Diagnostic technology for Ibuprofen-sucking, donut-squashing, claustrophobic patients and you.
By Kevin RR Williams
Types of MRI
What’s the problem with most static radiology? It does not capture variable pressure points. Subsequently, viewers of spinal images lack the context of the amount of pressure that exerts pain. Lateral spinal images can be imaged while standing, lying straight, or with knees to chest. Even with knowledge of patient orientation, the area studied can have positional factors lost on static images.
There are at least two types of dynamic magnetic resonance imaging (MRIs). One refers to static images captured of a patient in a variety of positions. Scanning an extended neck significantly affects spinal cord compression severity compared with supine position. Comparing this alternate views can more specifically reveal the source of pain.
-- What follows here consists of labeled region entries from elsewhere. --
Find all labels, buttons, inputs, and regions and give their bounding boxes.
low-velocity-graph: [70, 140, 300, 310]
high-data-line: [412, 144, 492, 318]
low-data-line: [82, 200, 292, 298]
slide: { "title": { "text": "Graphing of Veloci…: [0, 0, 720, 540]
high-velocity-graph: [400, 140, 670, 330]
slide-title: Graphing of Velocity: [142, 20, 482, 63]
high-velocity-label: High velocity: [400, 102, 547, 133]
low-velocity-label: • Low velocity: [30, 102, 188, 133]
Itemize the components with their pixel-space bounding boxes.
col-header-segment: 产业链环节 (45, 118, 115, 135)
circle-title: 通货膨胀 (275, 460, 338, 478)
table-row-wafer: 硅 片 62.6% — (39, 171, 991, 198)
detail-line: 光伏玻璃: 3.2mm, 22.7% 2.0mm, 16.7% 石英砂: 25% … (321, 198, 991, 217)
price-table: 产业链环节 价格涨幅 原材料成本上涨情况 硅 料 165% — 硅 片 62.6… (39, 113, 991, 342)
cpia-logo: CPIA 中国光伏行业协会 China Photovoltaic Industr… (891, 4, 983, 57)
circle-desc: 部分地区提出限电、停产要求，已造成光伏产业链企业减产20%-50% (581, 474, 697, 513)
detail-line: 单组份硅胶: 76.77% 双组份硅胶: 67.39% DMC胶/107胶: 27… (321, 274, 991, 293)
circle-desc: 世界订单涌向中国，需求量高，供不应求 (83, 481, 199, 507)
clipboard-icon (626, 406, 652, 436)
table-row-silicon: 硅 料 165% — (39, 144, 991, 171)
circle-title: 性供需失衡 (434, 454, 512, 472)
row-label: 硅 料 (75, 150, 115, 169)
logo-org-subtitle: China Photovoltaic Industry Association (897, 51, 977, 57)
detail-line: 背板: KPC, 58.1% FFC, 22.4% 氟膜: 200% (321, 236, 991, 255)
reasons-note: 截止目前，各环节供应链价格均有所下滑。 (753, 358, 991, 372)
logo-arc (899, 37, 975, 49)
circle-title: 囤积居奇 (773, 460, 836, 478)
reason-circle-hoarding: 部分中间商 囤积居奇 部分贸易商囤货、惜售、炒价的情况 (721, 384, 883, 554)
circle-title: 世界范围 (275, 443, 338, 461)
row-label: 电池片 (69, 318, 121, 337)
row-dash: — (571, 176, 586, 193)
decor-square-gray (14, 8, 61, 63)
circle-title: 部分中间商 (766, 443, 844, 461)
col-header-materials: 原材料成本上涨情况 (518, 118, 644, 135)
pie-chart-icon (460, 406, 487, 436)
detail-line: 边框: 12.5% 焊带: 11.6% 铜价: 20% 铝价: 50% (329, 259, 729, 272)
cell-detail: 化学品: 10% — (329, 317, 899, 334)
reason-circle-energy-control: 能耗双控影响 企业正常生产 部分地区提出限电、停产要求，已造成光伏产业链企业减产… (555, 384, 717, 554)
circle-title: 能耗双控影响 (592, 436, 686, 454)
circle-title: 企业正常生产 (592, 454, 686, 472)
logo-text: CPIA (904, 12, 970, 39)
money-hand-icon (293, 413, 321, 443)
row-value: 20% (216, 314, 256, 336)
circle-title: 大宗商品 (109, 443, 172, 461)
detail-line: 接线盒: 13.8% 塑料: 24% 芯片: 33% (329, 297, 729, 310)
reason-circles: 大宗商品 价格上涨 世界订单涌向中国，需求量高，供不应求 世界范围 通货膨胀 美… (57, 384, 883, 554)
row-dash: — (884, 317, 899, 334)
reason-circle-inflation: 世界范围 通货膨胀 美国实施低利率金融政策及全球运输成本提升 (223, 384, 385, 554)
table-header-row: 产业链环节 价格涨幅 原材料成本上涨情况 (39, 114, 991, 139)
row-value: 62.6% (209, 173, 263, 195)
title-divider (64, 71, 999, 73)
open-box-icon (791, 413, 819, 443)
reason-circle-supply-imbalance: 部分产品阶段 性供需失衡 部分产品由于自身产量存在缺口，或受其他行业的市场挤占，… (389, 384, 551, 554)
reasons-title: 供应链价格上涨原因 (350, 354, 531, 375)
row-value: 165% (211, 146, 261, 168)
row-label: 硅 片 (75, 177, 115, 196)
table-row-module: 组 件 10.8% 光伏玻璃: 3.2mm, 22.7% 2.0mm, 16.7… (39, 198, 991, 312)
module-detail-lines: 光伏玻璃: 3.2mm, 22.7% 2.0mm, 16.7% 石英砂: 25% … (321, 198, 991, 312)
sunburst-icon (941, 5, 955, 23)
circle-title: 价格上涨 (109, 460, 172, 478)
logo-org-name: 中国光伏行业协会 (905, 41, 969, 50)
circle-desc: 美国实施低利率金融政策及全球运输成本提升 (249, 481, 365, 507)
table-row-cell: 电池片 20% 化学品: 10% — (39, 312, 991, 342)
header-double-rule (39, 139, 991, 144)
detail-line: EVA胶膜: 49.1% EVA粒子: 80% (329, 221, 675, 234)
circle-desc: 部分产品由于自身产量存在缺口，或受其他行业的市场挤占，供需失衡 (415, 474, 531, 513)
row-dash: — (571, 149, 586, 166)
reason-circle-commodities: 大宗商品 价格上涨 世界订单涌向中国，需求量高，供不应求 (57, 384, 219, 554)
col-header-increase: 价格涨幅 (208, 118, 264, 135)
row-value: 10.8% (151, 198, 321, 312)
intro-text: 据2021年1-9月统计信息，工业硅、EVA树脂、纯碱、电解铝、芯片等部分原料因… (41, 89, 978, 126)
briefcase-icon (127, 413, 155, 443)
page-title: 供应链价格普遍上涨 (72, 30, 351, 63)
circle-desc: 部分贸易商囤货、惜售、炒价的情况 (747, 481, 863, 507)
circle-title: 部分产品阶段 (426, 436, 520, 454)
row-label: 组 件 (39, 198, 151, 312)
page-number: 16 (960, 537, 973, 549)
Conversely, a patient might remain stationary during multiple images while a concentrated contrast agent is injected. With a dynamic contrast-enhanced MRI, the contrast agent is measured as it passes through the brain or from blood vessels into extracellular space of tissues and back to the blood vessels. —NCBI
Dynamic Imaging Near You
Not all radiology departments have dynamic MRI equipment. Because of the non-tubular design, facilities may reserve them for claustrophobic patients. Most scanners have a narrow tube through which a patient slides in and out on a conveyer belt. This does not provide much wiggle room for bending or sitting.
Manufacturers are offering innovative equipment that allow imaging in a variety of positions. Since most doctors rely on a specific radiology lab, patients may need to inquire about dynamic imaging outside the network.
If a photographer came back from the INDYCAR Grand Prix with only images of parked cars you would not get a sense of their speed. Similarly, images of parked bones do not always reveal extent of medical conditions.
It is important to visualize the weight-bearing coccyx when leaning backwards and forward. By means of dynamic images, doctors are able to diagnose coccydynia (coccalgia, coccygalgia, coccygial, coccygodynia) and sacroiliitis. This more accurately demonstrates mobile disc protrusion or hypermobile coccyx, often overlooked on presumption of pre-pubescent coccyx fusion.
Dynamic X-rays, or more often dynamic MRIs, are gaining diagnostic significance. A series of images allow the examiner to compare flexion vs. extension or standing vs. sitting. This means that during your next MRI, you do not need to feel like you are being sucked into a straw. Furthermore, the dynamic radiographs can be more informative to healthcare professionals. This leads to better treatment.